THIS STORY from the Baltimore Sun on the future of the news business post-Rather is worth reading in its entirety. Here’s a bit:
For Socolow, the rise of bloggers is the most exciting change in electronic journalism these days. And, he says, far from upending journalistic traditions, bloggers derive their greatest strength from a mainstay of the profession.
“For all the bad things that bloggers put out there [during the election], they have one really significant advantage over the dinosaur networks, which is their relationship to accuracy,” Socolow said. “The bloggers’ power is in their ability to fact-check mainstream journalism in a new way.”
The fallout from Rather’s Bush report is proof of that power: It was bloggers – not television or print journalists – who first questioned the authenticity of the documents on which 60 Minutes II based the segment.
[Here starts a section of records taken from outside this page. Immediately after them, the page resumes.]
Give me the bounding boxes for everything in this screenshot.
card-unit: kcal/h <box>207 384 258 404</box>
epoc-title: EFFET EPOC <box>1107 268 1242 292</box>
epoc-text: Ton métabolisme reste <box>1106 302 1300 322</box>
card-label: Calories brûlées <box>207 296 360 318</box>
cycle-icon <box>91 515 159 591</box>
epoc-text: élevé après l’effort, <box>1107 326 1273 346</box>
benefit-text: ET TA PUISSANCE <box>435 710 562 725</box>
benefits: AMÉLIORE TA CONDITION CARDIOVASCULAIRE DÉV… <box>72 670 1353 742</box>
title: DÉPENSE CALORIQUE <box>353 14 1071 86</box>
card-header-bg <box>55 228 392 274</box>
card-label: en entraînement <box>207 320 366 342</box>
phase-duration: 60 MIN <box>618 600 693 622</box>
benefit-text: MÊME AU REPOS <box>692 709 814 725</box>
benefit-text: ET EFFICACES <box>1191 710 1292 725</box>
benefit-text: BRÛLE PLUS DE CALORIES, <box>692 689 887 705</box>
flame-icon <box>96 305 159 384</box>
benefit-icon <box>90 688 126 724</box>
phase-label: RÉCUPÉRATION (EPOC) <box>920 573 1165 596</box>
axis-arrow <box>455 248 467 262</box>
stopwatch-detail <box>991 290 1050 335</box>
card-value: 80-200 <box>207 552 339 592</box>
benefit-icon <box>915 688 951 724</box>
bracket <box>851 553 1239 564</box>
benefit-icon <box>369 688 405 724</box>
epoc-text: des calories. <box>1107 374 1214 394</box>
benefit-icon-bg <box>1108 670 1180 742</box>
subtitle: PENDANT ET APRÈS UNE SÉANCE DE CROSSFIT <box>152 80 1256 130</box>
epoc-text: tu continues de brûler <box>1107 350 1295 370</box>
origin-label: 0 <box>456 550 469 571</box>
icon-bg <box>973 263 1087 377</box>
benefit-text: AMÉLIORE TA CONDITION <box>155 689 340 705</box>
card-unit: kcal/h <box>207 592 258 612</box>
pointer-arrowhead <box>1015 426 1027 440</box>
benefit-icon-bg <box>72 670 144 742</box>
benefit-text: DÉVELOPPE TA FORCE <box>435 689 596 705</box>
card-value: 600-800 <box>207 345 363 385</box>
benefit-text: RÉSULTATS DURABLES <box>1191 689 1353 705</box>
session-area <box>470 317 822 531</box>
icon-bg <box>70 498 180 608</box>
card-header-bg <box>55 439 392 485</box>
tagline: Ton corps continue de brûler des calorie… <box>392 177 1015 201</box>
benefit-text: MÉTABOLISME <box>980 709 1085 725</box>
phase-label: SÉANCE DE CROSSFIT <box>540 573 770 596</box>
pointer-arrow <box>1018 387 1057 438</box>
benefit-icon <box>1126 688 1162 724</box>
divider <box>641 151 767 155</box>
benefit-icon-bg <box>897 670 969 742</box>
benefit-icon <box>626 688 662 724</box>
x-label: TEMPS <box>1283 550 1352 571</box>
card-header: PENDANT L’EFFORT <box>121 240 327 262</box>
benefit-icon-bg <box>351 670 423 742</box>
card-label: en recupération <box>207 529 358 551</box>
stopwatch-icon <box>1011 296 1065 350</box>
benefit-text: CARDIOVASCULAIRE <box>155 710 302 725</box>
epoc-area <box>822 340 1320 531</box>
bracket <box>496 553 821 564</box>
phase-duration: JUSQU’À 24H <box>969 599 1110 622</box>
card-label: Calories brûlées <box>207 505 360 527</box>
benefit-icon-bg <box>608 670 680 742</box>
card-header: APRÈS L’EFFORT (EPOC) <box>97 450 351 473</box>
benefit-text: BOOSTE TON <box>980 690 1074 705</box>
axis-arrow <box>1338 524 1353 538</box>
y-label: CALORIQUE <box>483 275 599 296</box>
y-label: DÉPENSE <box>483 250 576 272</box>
“What’s more basic to journalism than fact-checking and accuracy?” Socolow says. “That’s what bloggers are providing, as the Bush-Rather story illustrates. CBS News – or The New York Times for that matter – never had to worry about its journalism being independently evaluated the way it is today on the Internet.”
That’s not as dramatic a story line as the end of network news. But another layer of checks and balances – even if ideologically driven – seems like a good thing for the public.
Yes. And if I were running a Big Media outlet I’d pay someone to surf the blogs (or check links to my own stories from blogs via technorati) and then make corrections when they found errors. It’s free, outsourced error-correction.